Q- J. Chirac vous a-t-il paru convaincant hier soir, en expliquant qu'il valait mieux faire avec la Turquie que contre ?
R- J. Chirac nous est apparu très clair, très pédagogue. Il a rappelé d'abord qu'il s'agissait de l'ouverture de négociations en vue de l'éventuelle adhésion. Il a rappelé également que négociation ne vaut pas adhésion et qu'en l'espèce, la Commission européenne elle-même a énuméré toute une série d'exigences qui ont même conduit cette Commission - et c'est la première fois qu'elle précisait cela - à dire qu'à tout moment, le processus pourrait être arrêté.

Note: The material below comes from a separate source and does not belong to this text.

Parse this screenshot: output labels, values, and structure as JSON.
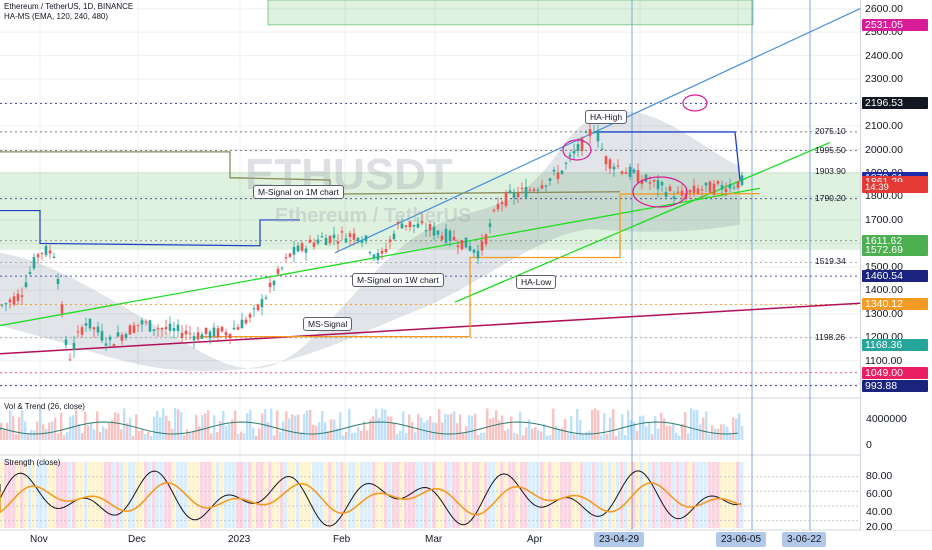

Q- Justement, comment peut-on dire à la fois, comme l'a dit le chef de l'Etat encore hier, "pas question de négocier puis de refermer la porte", et en même temps, "ne vous inquiétez pas, vous aurez, vous Français, la possibilité de dire "oui" ou "non" à la Turquie par référendum dans dix ou quinze ans" ?
R- Il y a réalisme et démocratie. Réalisme parce que, depuis 1963, le rapprochement de la Turquie avec l'Union européenne est engagé et que, par conséquent, c'est une page qui s'ouvre avec la décision très probable, demain, de l'ouverture de ces négociations, avec, je le dis encore une fois, toutes les conditions sur les droits fondamentaux, sur le devoir de mémoire en direction du drame arménien, sur le développement économique et social et la durabilité de ces réformes dans le temps. C'est l'observation du déroulement de l'accès aux critères de Copenhague. Et puis, in fine, c'est aussi rappeler qu'un traité d'adhésion, si traité d'adhésion un jour il y a - comme l'a dit le président de la République, pas avant une quinzaine d'années éventuellement -, il y a alors nécessité de ratification par tous les États membres. Et pour les Français, cette ratification se fera par référendum. Et donc, ce seront les Français eux-mêmes qui auront le dernier mot. Et, encore une fois, comme le processus doit être ratifié unanimement, il suffit qu'un seul des pays - peut-être serait-ce la France, mais il ne faut imaginer cela, car lorsque l'on ouvre une négociation, c'est pour aboutir -, un seul des pays disposerait de ce pouvoir important.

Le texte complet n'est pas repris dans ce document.